Los bosques que circundaban Styles eran muy hermosos. Después del paseo por el parque resultaba agradable vagar perezosamente por los frescos claros de la arboleda. Apenas se movía una hoja. Hasta el trinar de los pájaros sonaba tenue y como amortiguado. Anduve un pequeño trecho y después me tumbé bajo una vieja haya. Mis pensamientos hacia la Humanidad eran amables y caritativos. Hasta perdoné a Poirot sus absurdos secretos. Me sentía en paz con el mundo. Bostecé.

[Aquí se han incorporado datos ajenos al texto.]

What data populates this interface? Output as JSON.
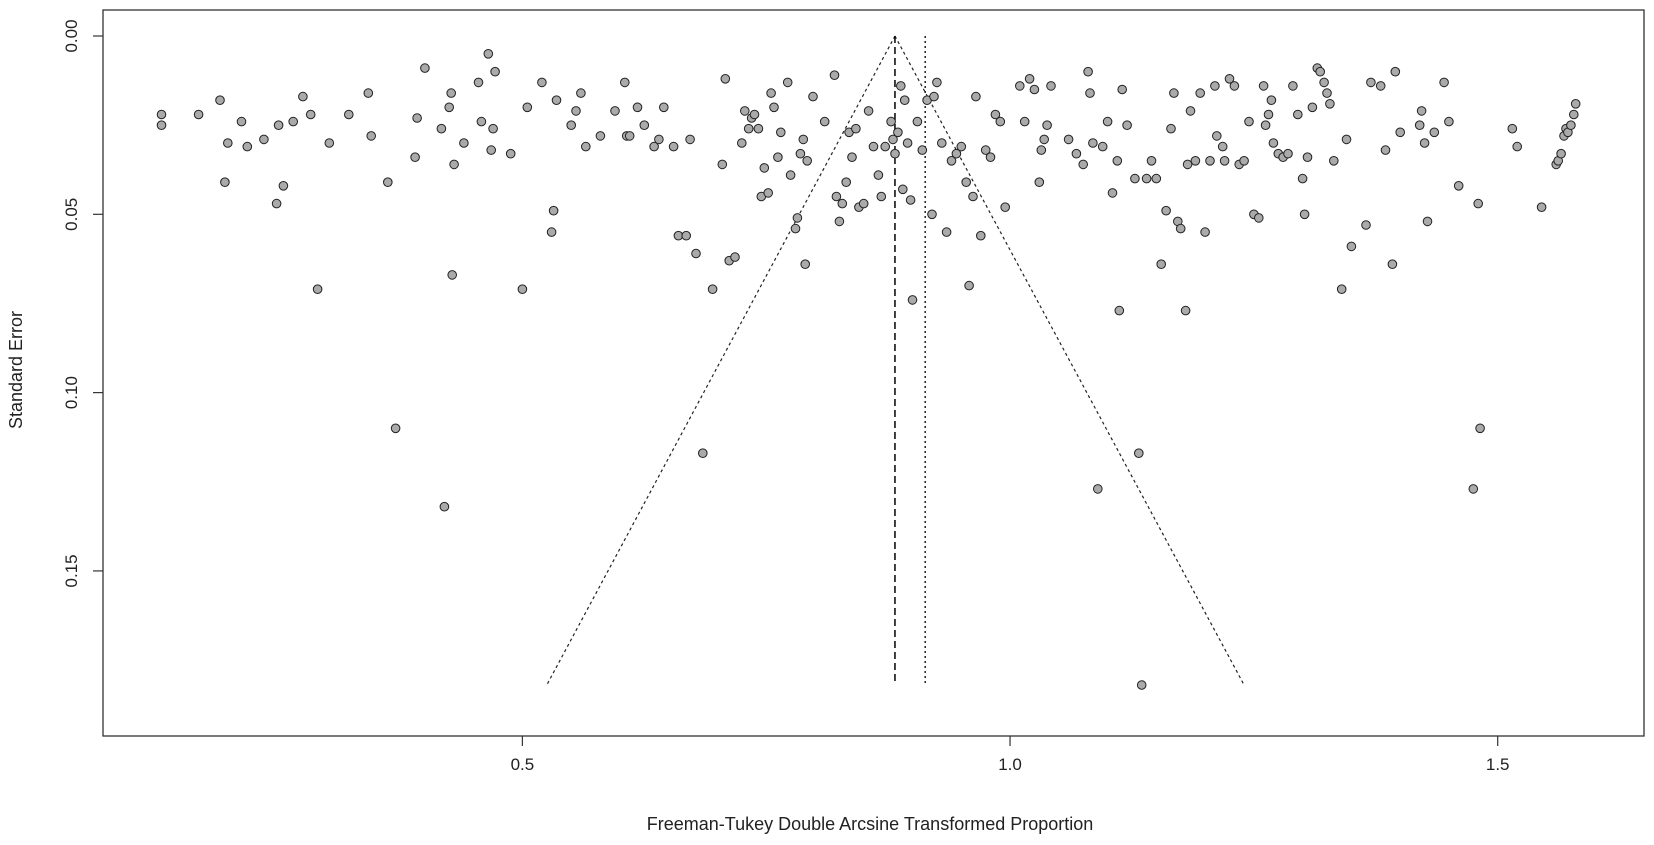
{
  "chart_data": {
    "type": "scatter",
    "title": "",
    "xlabel": "Freeman-Tukey Double Arcsine Transformed Proportion",
    "ylabel": "Standard Error",
    "xlim": [
      0.07,
      1.65
    ],
    "ylim": [
      0.0,
      0.189
    ],
    "y_reversed": true,
    "grid": false,
    "x_ticks": [
      0.5,
      1.0,
      1.5
    ],
    "x_tick_labels": [
      "0.5",
      "1.0",
      "1.5"
    ],
    "y_ticks": [
      0.0,
      0.05,
      0.1,
      0.15
    ],
    "y_tick_labels": [
      "0.00",
      "0.05",
      "0.10",
      "0.15"
    ],
    "pooled_estimate_random": 0.882,
    "pooled_estimate_fixed": 0.913,
    "funnel": {
      "apex": [
        0.882,
        0.0
      ],
      "base_left": [
        0.525,
        0.182
      ],
      "base_right": [
        1.24,
        0.182
      ]
    },
    "point_color": "#aaaaaa",
    "series": [
      {
        "values": [
          [
            0.13,
            0.022
          ],
          [
            0.13,
            0.025
          ],
          [
            0.168,
            0.022
          ],
          [
            0.19,
            0.018
          ],
          [
            0.195,
            0.041
          ],
          [
            0.198,
            0.03
          ],
          [
            0.212,
            0.024
          ],
          [
            0.218,
            0.031
          ],
          [
            0.235,
            0.029
          ],
          [
            0.248,
            0.047
          ],
          [
            0.25,
            0.025
          ],
          [
            0.255,
            0.042
          ],
          [
            0.265,
            0.024
          ],
          [
            0.275,
            0.017
          ],
          [
            0.283,
            0.022
          ],
          [
            0.29,
            0.071
          ],
          [
            0.302,
            0.03
          ],
          [
            0.322,
            0.022
          ],
          [
            0.342,
            0.016
          ],
          [
            0.345,
            0.028
          ],
          [
            0.362,
            0.041
          ],
          [
            0.37,
            0.11
          ],
          [
            0.39,
            0.034
          ],
          [
            0.392,
            0.023
          ],
          [
            0.4,
            0.009
          ],
          [
            0.417,
            0.026
          ],
          [
            0.42,
            0.132
          ],
          [
            0.425,
            0.02
          ],
          [
            0.427,
            0.016
          ],
          [
            0.428,
            0.067
          ],
          [
            0.43,
            0.036
          ],
          [
            0.44,
            0.03
          ],
          [
            0.455,
            0.013
          ],
          [
            0.458,
            0.024
          ],
          [
            0.465,
            0.005
          ],
          [
            0.468,
            0.032
          ],
          [
            0.47,
            0.026
          ],
          [
            0.472,
            0.01
          ],
          [
            0.488,
            0.033
          ],
          [
            0.5,
            0.071
          ],
          [
            0.505,
            0.02
          ],
          [
            0.52,
            0.013
          ],
          [
            0.53,
            0.055
          ],
          [
            0.532,
            0.049
          ],
          [
            0.535,
            0.018
          ],
          [
            0.55,
            0.025
          ],
          [
            0.555,
            0.021
          ],
          [
            0.56,
            0.016
          ],
          [
            0.565,
            0.031
          ],
          [
            0.58,
            0.028
          ],
          [
            0.595,
            0.021
          ],
          [
            0.605,
            0.013
          ],
          [
            0.607,
            0.028
          ],
          [
            0.61,
            0.028
          ],
          [
            0.618,
            0.02
          ],
          [
            0.625,
            0.025
          ],
          [
            0.635,
            0.031
          ],
          [
            0.64,
            0.029
          ],
          [
            0.645,
            0.02
          ],
          [
            0.655,
            0.031
          ],
          [
            0.66,
            0.056
          ],
          [
            0.668,
            0.056
          ],
          [
            0.672,
            0.029
          ],
          [
            0.678,
            0.061
          ],
          [
            0.685,
            0.117
          ],
          [
            0.695,
            0.071
          ],
          [
            0.705,
            0.036
          ],
          [
            0.708,
            0.012
          ],
          [
            0.712,
            0.063
          ],
          [
            0.718,
            0.062
          ],
          [
            0.725,
            0.03
          ],
          [
            0.728,
            0.021
          ],
          [
            0.732,
            0.026
          ],
          [
            0.735,
            0.023
          ],
          [
            0.738,
            0.022
          ],
          [
            0.742,
            0.026
          ],
          [
            0.745,
            0.045
          ],
          [
            0.748,
            0.037
          ],
          [
            0.752,
            0.044
          ],
          [
            0.755,
            0.016
          ],
          [
            0.758,
            0.02
          ],
          [
            0.762,
            0.034
          ],
          [
            0.765,
            0.027
          ],
          [
            0.772,
            0.013
          ],
          [
            0.775,
            0.039
          ],
          [
            0.78,
            0.054
          ],
          [
            0.782,
            0.051
          ],
          [
            0.785,
            0.033
          ],
          [
            0.788,
            0.029
          ],
          [
            0.79,
            0.064
          ],
          [
            0.792,
            0.035
          ],
          [
            0.798,
            0.017
          ],
          [
            0.81,
            0.024
          ],
          [
            0.82,
            0.011
          ],
          [
            0.822,
            0.045
          ],
          [
            0.825,
            0.052
          ],
          [
            0.828,
            0.047
          ],
          [
            0.832,
            0.041
          ],
          [
            0.835,
            0.027
          ],
          [
            0.838,
            0.034
          ],
          [
            0.842,
            0.026
          ],
          [
            0.845,
            0.048
          ],
          [
            0.85,
            0.047
          ],
          [
            0.855,
            0.021
          ],
          [
            0.86,
            0.031
          ],
          [
            0.865,
            0.039
          ],
          [
            0.868,
            0.045
          ],
          [
            0.872,
            0.031
          ],
          [
            0.878,
            0.024
          ],
          [
            0.88,
            0.029
          ],
          [
            0.882,
            0.033
          ],
          [
            0.885,
            0.027
          ],
          [
            0.888,
            0.014
          ],
          [
            0.89,
            0.043
          ],
          [
            0.892,
            0.018
          ],
          [
            0.895,
            0.03
          ],
          [
            0.898,
            0.046
          ],
          [
            0.9,
            0.074
          ],
          [
            0.905,
            0.024
          ],
          [
            0.91,
            0.032
          ],
          [
            0.915,
            0.018
          ],
          [
            0.92,
            0.05
          ],
          [
            0.922,
            0.017
          ],
          [
            0.925,
            0.013
          ],
          [
            0.93,
            0.03
          ],
          [
            0.935,
            0.055
          ],
          [
            0.94,
            0.035
          ],
          [
            0.945,
            0.033
          ],
          [
            0.95,
            0.031
          ],
          [
            0.955,
            0.041
          ],
          [
            0.958,
            0.07
          ],
          [
            0.962,
            0.045
          ],
          [
            0.965,
            0.017
          ],
          [
            0.97,
            0.056
          ],
          [
            0.975,
            0.032
          ],
          [
            0.98,
            0.034
          ],
          [
            0.985,
            0.022
          ],
          [
            0.99,
            0.024
          ],
          [
            0.995,
            0.048
          ],
          [
            1.01,
            0.014
          ],
          [
            1.015,
            0.024
          ],
          [
            1.02,
            0.012
          ],
          [
            1.025,
            0.015
          ],
          [
            1.03,
            0.041
          ],
          [
            1.032,
            0.032
          ],
          [
            1.035,
            0.029
          ],
          [
            1.038,
            0.025
          ],
          [
            1.042,
            0.014
          ],
          [
            1.06,
            0.029
          ],
          [
            1.068,
            0.033
          ],
          [
            1.075,
            0.036
          ],
          [
            1.08,
            0.01
          ],
          [
            1.082,
            0.016
          ],
          [
            1.085,
            0.03
          ],
          [
            1.09,
            0.127
          ],
          [
            1.095,
            0.031
          ],
          [
            1.1,
            0.024
          ],
          [
            1.105,
            0.044
          ],
          [
            1.11,
            0.035
          ],
          [
            1.112,
            0.077
          ],
          [
            1.115,
            0.015
          ],
          [
            1.12,
            0.025
          ],
          [
            1.128,
            0.04
          ],
          [
            1.132,
            0.117
          ],
          [
            1.135,
            0.182
          ],
          [
            1.14,
            0.04
          ],
          [
            1.145,
            0.035
          ],
          [
            1.15,
            0.04
          ],
          [
            1.155,
            0.064
          ],
          [
            1.16,
            0.049
          ],
          [
            1.165,
            0.026
          ],
          [
            1.168,
            0.016
          ],
          [
            1.172,
            0.052
          ],
          [
            1.175,
            0.054
          ],
          [
            1.18,
            0.077
          ],
          [
            1.182,
            0.036
          ],
          [
            1.185,
            0.021
          ],
          [
            1.19,
            0.035
          ],
          [
            1.195,
            0.016
          ],
          [
            1.2,
            0.055
          ],
          [
            1.205,
            0.035
          ],
          [
            1.21,
            0.014
          ],
          [
            1.212,
            0.028
          ],
          [
            1.218,
            0.031
          ],
          [
            1.22,
            0.035
          ],
          [
            1.225,
            0.012
          ],
          [
            1.23,
            0.014
          ],
          [
            1.235,
            0.036
          ],
          [
            1.24,
            0.035
          ],
          [
            1.245,
            0.024
          ],
          [
            1.25,
            0.05
          ],
          [
            1.255,
            0.051
          ],
          [
            1.26,
            0.014
          ],
          [
            1.262,
            0.025
          ],
          [
            1.265,
            0.022
          ],
          [
            1.268,
            0.018
          ],
          [
            1.27,
            0.03
          ],
          [
            1.275,
            0.033
          ],
          [
            1.28,
            0.034
          ],
          [
            1.285,
            0.033
          ],
          [
            1.29,
            0.014
          ],
          [
            1.295,
            0.022
          ],
          [
            1.3,
            0.04
          ],
          [
            1.302,
            0.05
          ],
          [
            1.305,
            0.034
          ],
          [
            1.31,
            0.02
          ],
          [
            1.315,
            0.009
          ],
          [
            1.318,
            0.01
          ],
          [
            1.322,
            0.013
          ],
          [
            1.325,
            0.016
          ],
          [
            1.328,
            0.019
          ],
          [
            1.332,
            0.035
          ],
          [
            1.34,
            0.071
          ],
          [
            1.345,
            0.029
          ],
          [
            1.35,
            0.059
          ],
          [
            1.365,
            0.053
          ],
          [
            1.37,
            0.013
          ],
          [
            1.38,
            0.014
          ],
          [
            1.385,
            0.032
          ],
          [
            1.392,
            0.064
          ],
          [
            1.395,
            0.01
          ],
          [
            1.4,
            0.027
          ],
          [
            1.42,
            0.025
          ],
          [
            1.422,
            0.021
          ],
          [
            1.425,
            0.03
          ],
          [
            1.428,
            0.052
          ],
          [
            1.435,
            0.027
          ],
          [
            1.445,
            0.013
          ],
          [
            1.45,
            0.024
          ],
          [
            1.46,
            0.042
          ],
          [
            1.475,
            0.127
          ],
          [
            1.48,
            0.047
          ],
          [
            1.482,
            0.11
          ],
          [
            1.515,
            0.026
          ],
          [
            1.52,
            0.031
          ],
          [
            1.545,
            0.048
          ],
          [
            1.56,
            0.036
          ],
          [
            1.562,
            0.035
          ],
          [
            1.565,
            0.033
          ],
          [
            1.568,
            0.028
          ],
          [
            1.57,
            0.026
          ],
          [
            1.572,
            0.027
          ],
          [
            1.575,
            0.025
          ],
          [
            1.578,
            0.022
          ],
          [
            1.58,
            0.019
          ]
        ]
      }
    ]
  }
}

Me puse a pensar en el crimen y me pareció irreal y como muy lejos de mí.
Bostecé de nuevo.
Probablemente, pensaba, todo aquello no había ocurrido en realidad. Tenía que ser todo una pesadilla. La verdad era que Lawrence había asesinado a Alfred Inglethorp con un mazo de croquet. Pero era absurdo que John armara por ello semejante escándalo y que anduviera gritando: «¡Te digo que no lo consentiré!».
Me desperté sobresaltado.
Inmediatamente me di cuenta de que me encontraba en un trance muy apurado, pues a unos metros de distancia estaban John y Mary Cavendish, de pie uno frente al otro, y era evidente que disputaban. También era evidente que no habían advertido mi presencia, ya que, antes de que pudiera moverme o hablar, John repetía las palabras que me habían despertado:
—¡Te digo, Mary, que no lo consentiré!
Oí la voz de Mary, fría y clara al contestar:
—¿Tienes tú algún derecho a criticar mis actos?
—Todo el pueblo hablará. Mi madre enterrada el sábado y tú correteando por ahí sin controlar el tiempo, con ese tipo antipático.
—¡Ah, vamos! —Mary se encogió de hombros—. Lo único que te importa es el comadreo.
—No es sólo eso. Y estoy harto de verle por aquí. Además, es un judío polaco.
—Unas gotas de sangre judía no perjudican. Influyen favorablemente sobre la… —le miró— la imperturbable estupidez del inglés medio.
Había fuego en sus ojos y hielo en su voz. No me extrañó que John enrojeciera vivamente.
—¡Mary!
—¿Qué?
El tono de su voz no había cambiado. La súplica murió en los labios de John.
—¿Quieres decir que seguirás viendo a Bauerstein contra mi expreso deseo?